Sting of Pearls faq

Curio rowleyanus FAQ

Q. What is a String of Pearls (Curio rowleyanus)?
A. Also called 'String of Beads', 'String of Pearls' and 'Rosary Beads', (syn. Senecio rowleyanus) this creeping succulent has very interesting leaves resembling peas or perhaps a beaded necklace. The leaves are typically around ¼ inch in diameter and the trailing stems can grow up to around 3 ft. Small, white flowers may bloom during the summer months and are said to smell like cinnamon and spices.

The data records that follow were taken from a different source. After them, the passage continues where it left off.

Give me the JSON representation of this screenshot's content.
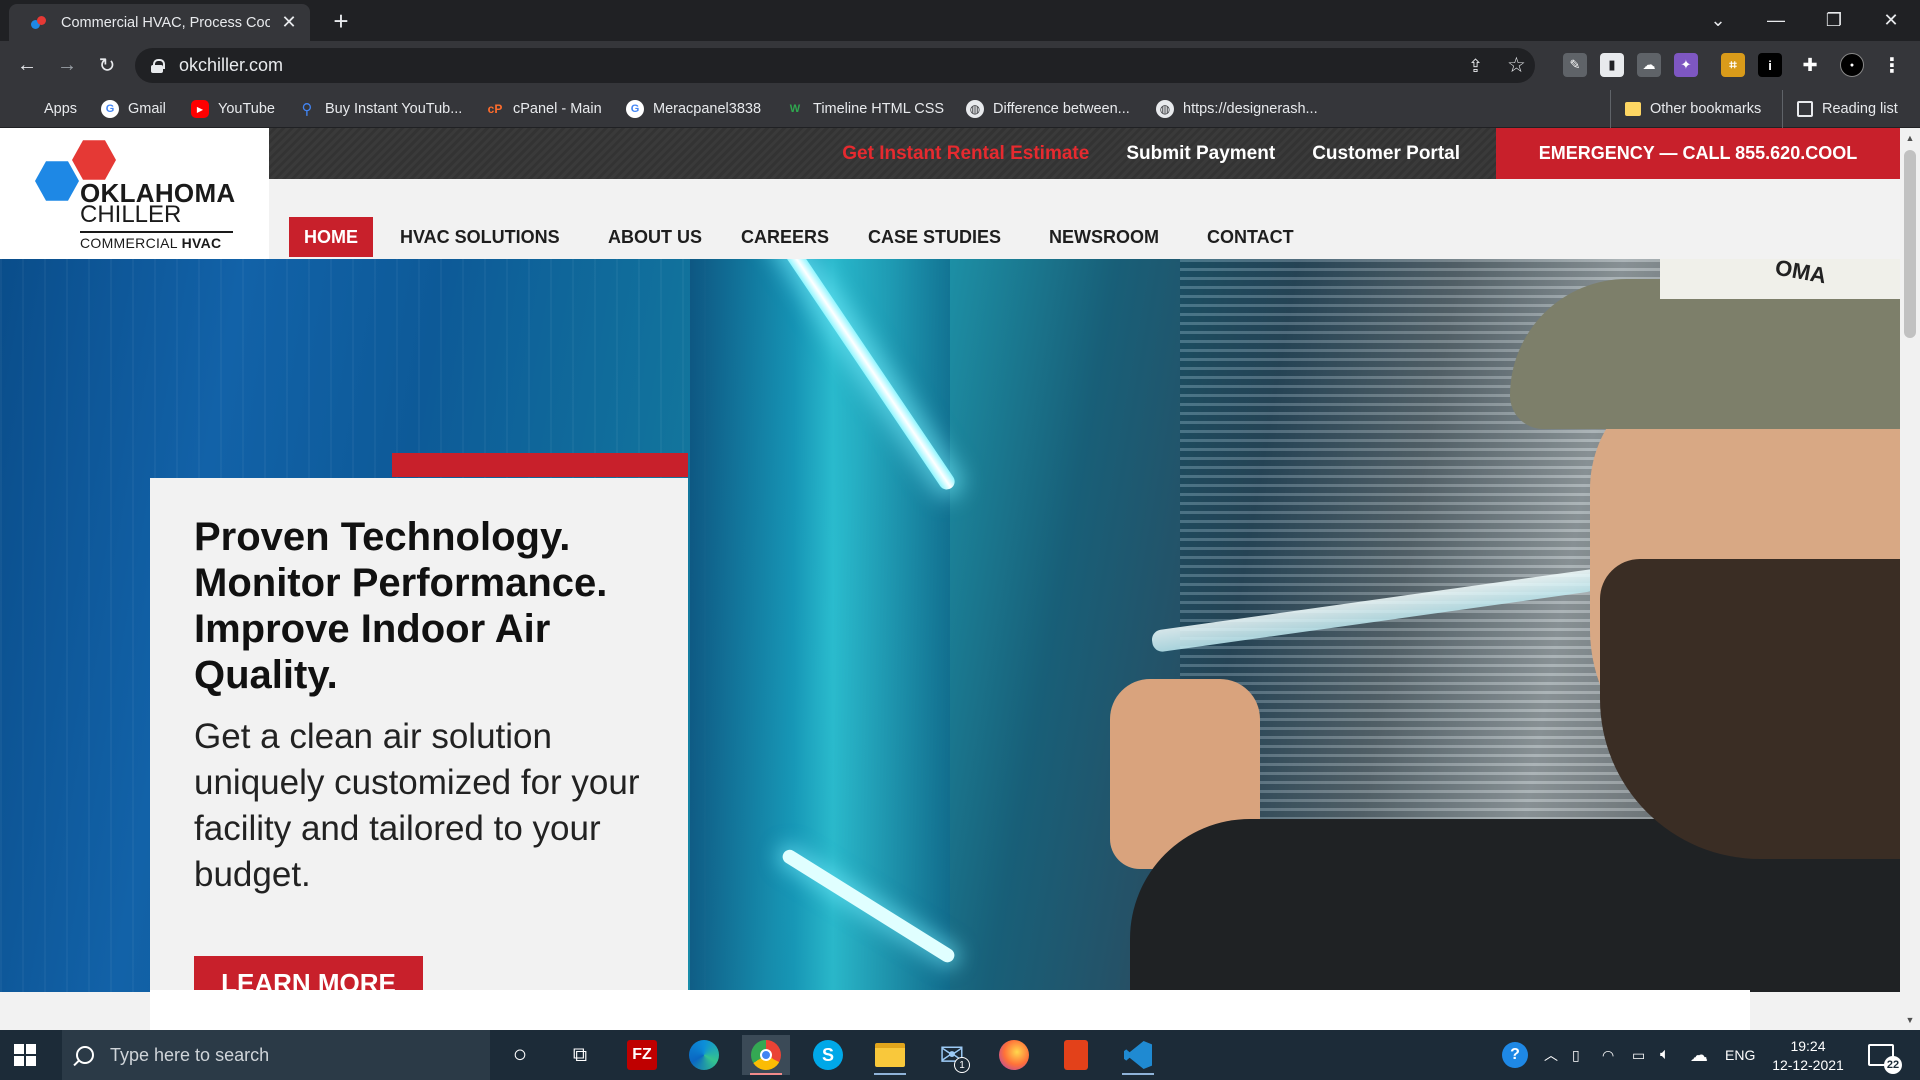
{
  "browser": {
    "tab_title": "Commercial HVAC, Process Cooli",
    "close_glyph": "✕",
    "new_tab_glyph": "+",
    "url": "okchiller.com",
    "window_controls": {
      "dropdown": "⌄",
      "minimize": "—",
      "restore": "❐",
      "close": "✕"
    },
    "nav": {
      "back": "←",
      "forward": "→",
      "reload": "↻"
    },
    "omnibox_icons": {
      "share": "⇪",
      "star": "☆"
    },
    "bookmarks": [
      {
        "label": "Apps",
        "icon": "apps-grid-icon"
      },
      {
        "label": "Gmail",
        "icon": "google-icon"
      },
      {
        "label": "YouTube",
        "icon": "youtube-icon"
      },
      {
        "label": "Buy Instant YouTub...",
        "icon": "search-icon"
      },
      {
        "label": "cPanel - Main",
        "icon": "cpanel-icon"
      },
      {
        "label": "Meracpanel3838",
        "icon": "google-icon"
      },
      {
        "label": "Timeline HTML CSS",
        "icon": "w-icon"
      },
      {
        "label": "Difference between...",
        "icon": "globe-icon"
      },
      {
        "label": "https://designerash...",
        "icon": "globe-icon"
      }
    ],
    "other_bookmarks": "Other bookmarks",
    "reading_list": "Reading list"
  },
  "site": {
    "logo": {
      "line1": "OKLAHOMA",
      "line2": "CHILLER",
      "line3a": "COMMERCIAL ",
      "line3b": "HVAC"
    },
    "utility": {
      "rental": "Get Instant Rental Estimate",
      "payment": "Submit Payment",
      "portal": "Customer Portal",
      "emergency": "EMERGENCY — CALL 855.620.COOL"
    },
    "nav": [
      "HOME",
      "HVAC SOLUTIONS",
      "ABOUT US",
      "CAREERS",
      "CASE STUDIES",
      "NEWSROOM",
      "CONTACT"
    ],
    "hero": {
      "title": "Proven Technology. Monitor Performance. Improve Indoor Air Quality.",
      "body": "Get a clean air solution uniquely customized for your facility and tailored to your budget.",
      "cta": "LEARN MORE",
      "cap_text": "OMA"
    },
    "scroll": {
      "up": "▲",
      "down": "▼"
    }
  },
  "taskbar": {
    "search_placeholder": "Type here to search",
    "apps": [
      {
        "name": "cortana",
        "glyph": "○"
      },
      {
        "name": "task-view",
        "glyph": "⧉"
      },
      {
        "name": "filezilla",
        "glyph": "FZ"
      },
      {
        "name": "edge",
        "glyph": ""
      },
      {
        "name": "chrome",
        "glyph": ""
      },
      {
        "name": "skype",
        "glyph": "S"
      },
      {
        "name": "file-explorer",
        "glyph": ""
      },
      {
        "name": "mail",
        "glyph": "✉"
      },
      {
        "name": "firefox",
        "glyph": ""
      },
      {
        "name": "office",
        "glyph": ""
      },
      {
        "name": "vscode",
        "glyph": ""
      }
    ],
    "mail_badge": "1",
    "language": "ENG",
    "time": "19:24",
    "date": "12-12-2021",
    "notification_count": "22"
  },
  "colors": {
    "brand_red": "#c8202b",
    "brand_blue": "#1e88e5",
    "chrome_dark": "#202124",
    "chrome_toolbar": "#35363a"
  }
}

Q. How do you care for a a String of Pearls?
A. Position
Position in bright light or sunlight. Temperatures indoors should remain at around 22°C during active growth and at around 10-13°C during dormancy, although the plant will tolerate more fluctuating temperatures than this. The soil should be well draining and sandy, preferably suitable for cacti and succulents. Most Curio rowleyanus are retailed in a peat or coir mix. This is fine but it does hold moisture, so water very sparingly especially in winter. Many will pot the plant in a hanging basket, allowing the trailing foliage to hang down.

This succulent plant is drought tolerant, surviving long periods without water. In fact, the plant’s water-storing abilities allow it to be watered thoroughly one week and then pretty much forgotten the next week or two. Watering too often can increase the chances of root rot. So be sure to let the soil dry out at least half an inch or so from the top between waterings. In winter, cut back watering to about once monthly. Please bear in mind that the temperature of the indoor area and position will also play a big part in how often you should water.

Occasionally, you may find that pruning becomes necessary as part of your string of pearls care in order to maintain its size or appearance. This is simple to do. Trim off any dead stems and pearls, as well as any stems that have lost a lot of their ‘beads.’ Pruning back will help promote fuller, bushier plants.

Q. Help! The beads are drying out...
A. When plants are over-watered, they can look very similar to under-watered plants. This is because over-watering damages the roots and they can no longer take up water – meaning they look as though they need more water. Let the compost dry out and then water far less frequently.

House plants in general need much less water in winter as they tend to grow less than in the summer. You may not see much improvement until the summer, after spring re-growth.